A Dallas clothing manufacturer made the most important movie of all time. Abraham Zapruder set out to record a visit from John F. Kennedy and ended up chronicling a national catastrophe. For 35 years his 18-second color film—jerky, soundless, devastating—has fueled, refuted, or confirmed a hundred assassination theories. Zapruder (below right, in a live TV interview the day of the assassination) was deeply shaken by his role as an eyewitness to the tragedy. Says his son, Henry Zapruder, of Washington, D.C.: “He felt the loss of the president foremost, but the black mark on Dallas hurt him very deeply too.” Adds his daughter, Myrna Ries, of Dallas: “In spite of that horrible event, he loved Dallas till the day he died.”

• He was born in 1905 in Kovel, Russia.

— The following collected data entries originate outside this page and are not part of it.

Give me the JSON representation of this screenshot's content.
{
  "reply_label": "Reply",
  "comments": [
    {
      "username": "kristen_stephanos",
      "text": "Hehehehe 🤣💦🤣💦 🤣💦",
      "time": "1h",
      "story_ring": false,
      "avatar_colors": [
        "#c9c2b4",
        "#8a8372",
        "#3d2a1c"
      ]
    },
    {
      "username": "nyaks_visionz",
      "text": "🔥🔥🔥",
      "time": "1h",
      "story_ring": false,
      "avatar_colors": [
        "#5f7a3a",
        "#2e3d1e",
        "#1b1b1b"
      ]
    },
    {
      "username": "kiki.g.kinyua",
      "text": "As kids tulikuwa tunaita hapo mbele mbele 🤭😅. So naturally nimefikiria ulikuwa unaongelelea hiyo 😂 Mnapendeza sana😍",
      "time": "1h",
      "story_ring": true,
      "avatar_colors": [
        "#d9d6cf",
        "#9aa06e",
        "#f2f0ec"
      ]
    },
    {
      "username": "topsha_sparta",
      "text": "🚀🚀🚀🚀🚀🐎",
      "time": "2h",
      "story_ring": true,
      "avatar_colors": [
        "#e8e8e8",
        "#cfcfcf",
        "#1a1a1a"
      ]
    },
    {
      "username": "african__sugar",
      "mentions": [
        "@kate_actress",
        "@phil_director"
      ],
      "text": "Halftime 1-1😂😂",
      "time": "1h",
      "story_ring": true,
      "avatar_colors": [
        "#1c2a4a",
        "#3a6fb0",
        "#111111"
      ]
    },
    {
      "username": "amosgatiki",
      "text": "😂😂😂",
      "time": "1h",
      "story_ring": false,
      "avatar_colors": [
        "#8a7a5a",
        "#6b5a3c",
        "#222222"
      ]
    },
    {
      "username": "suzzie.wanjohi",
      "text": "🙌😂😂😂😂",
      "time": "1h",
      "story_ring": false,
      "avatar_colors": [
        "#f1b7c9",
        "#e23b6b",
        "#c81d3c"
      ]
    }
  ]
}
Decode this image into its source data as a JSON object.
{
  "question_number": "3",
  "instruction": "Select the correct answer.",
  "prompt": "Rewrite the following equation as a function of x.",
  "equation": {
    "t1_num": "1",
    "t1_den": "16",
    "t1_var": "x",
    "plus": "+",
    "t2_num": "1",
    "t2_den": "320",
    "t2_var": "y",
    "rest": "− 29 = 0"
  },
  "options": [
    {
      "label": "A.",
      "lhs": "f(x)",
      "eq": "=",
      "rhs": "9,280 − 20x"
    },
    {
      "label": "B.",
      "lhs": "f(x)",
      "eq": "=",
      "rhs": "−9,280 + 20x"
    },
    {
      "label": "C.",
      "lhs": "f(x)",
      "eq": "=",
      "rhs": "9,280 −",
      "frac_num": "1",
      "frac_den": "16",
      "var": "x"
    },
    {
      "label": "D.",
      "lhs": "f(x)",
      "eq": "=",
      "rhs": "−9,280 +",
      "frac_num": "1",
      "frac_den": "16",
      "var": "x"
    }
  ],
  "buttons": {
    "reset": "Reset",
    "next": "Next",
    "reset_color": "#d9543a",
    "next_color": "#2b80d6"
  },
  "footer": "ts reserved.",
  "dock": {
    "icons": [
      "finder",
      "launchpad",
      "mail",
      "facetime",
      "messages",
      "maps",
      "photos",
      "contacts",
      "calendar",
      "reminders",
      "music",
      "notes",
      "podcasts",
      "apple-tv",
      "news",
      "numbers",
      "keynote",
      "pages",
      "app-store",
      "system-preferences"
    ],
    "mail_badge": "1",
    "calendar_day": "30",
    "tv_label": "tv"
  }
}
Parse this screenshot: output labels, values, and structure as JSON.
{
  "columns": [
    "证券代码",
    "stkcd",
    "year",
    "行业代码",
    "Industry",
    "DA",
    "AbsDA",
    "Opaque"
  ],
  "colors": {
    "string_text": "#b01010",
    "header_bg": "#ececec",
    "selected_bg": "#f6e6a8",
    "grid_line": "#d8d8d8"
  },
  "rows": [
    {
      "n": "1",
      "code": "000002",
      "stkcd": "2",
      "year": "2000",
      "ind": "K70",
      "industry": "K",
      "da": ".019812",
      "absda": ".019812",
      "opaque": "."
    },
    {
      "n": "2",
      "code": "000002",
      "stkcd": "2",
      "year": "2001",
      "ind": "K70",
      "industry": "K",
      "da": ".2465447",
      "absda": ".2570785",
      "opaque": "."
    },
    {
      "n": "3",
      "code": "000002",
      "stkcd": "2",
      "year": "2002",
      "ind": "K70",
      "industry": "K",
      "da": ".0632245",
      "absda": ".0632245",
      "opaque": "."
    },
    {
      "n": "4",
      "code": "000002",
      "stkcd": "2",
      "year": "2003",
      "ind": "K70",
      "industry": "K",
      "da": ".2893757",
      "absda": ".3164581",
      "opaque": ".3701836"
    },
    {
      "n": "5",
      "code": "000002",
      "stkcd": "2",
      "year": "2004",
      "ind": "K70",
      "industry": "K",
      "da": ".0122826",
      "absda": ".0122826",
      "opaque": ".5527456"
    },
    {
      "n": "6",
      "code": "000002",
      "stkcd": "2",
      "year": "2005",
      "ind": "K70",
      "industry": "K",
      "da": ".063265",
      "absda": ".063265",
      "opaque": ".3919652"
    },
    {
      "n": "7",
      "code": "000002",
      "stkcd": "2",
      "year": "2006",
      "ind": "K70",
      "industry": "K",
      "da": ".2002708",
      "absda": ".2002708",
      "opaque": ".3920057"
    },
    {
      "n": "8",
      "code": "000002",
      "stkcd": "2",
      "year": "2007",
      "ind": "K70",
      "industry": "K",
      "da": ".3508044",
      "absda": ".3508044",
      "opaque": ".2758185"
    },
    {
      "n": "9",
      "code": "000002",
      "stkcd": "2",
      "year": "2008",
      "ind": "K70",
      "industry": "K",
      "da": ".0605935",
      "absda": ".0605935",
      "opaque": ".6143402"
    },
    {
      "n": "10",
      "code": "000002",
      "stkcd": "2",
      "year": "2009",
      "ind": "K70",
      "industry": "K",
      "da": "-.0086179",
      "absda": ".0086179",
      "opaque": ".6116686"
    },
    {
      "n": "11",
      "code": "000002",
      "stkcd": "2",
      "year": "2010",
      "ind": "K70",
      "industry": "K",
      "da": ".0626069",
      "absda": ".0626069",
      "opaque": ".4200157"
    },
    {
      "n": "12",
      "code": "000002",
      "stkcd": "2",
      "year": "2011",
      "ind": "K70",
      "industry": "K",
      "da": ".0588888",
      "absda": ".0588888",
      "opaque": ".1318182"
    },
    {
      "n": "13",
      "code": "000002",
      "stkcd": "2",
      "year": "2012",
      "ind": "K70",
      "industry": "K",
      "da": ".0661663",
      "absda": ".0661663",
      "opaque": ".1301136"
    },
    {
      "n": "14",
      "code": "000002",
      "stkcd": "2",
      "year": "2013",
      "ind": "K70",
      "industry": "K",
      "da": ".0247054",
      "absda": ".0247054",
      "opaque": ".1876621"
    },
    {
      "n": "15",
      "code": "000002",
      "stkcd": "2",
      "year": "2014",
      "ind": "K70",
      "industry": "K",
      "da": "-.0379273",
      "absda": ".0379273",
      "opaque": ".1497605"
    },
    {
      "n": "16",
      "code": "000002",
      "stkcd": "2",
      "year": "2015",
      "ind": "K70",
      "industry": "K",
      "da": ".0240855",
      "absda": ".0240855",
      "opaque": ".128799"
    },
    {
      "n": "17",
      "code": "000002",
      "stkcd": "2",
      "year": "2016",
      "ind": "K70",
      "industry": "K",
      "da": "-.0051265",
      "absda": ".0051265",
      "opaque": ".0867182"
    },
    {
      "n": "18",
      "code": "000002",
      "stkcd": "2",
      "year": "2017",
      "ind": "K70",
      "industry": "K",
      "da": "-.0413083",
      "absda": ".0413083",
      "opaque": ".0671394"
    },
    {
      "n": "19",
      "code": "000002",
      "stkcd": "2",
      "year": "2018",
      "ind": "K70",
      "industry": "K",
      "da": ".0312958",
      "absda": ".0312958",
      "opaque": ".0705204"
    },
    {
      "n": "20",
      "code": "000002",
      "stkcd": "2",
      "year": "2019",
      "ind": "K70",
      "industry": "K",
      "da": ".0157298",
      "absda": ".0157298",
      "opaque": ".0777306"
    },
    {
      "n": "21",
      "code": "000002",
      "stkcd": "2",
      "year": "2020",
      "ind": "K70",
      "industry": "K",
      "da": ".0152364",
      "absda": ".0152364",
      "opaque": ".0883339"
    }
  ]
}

His only education was four years of Hebrew school.

• In 1920 he immigrated to Brooklyn and went to work as a patternmaker. He married Lillian Shapovnick in 1933. Eight years later, he moved to Texas to work for Nardis of Dallas and later established two labels of his own, Chalet and Jennifer, Jr.’s.

• On November 22, 1963, Zapruder was at work, awaiting the presidential procession. His employees persuaded him to return home and fetch his 8-mm Bell and Howell movie camera. His secretary, Marilyn Sitzman, accompanied him down to Elm Street, where they climbed atop a concrete structure to get a better view.

• Zapruder later testified before the Warren Commission: “I heard the first shot, and I saw the president lean over and grab himself…For a moment I thought it was, you know, like you say, ‘Oh, he got me,’ when you hear a shot…but before I had a chance to organize my mind, I heard a second shot, and then I saw his head opened up and the blood and everything came out…then I started yelling, ‘They killed him, they killed him…’”

• He sold the rights to his film to Life magazine for $150,000. After his death on August 30, 1970, Life sold them back to his family for $1. Since 1978, the original has been stored at the National Archives. The Zapruder family allows scholars to use it for free but charges for commercial use; Oliver Stone, for example, paid $40,000 to include snippets of it in JFK.

• Last year the federal government declared the original film the property of the American people. Zapruder’s survivors requested $18.5 million in compensation. Although private appraisals place its value as high as $70 million, the Justice Department’s first offer was only $750,000. Negotiations are still under way.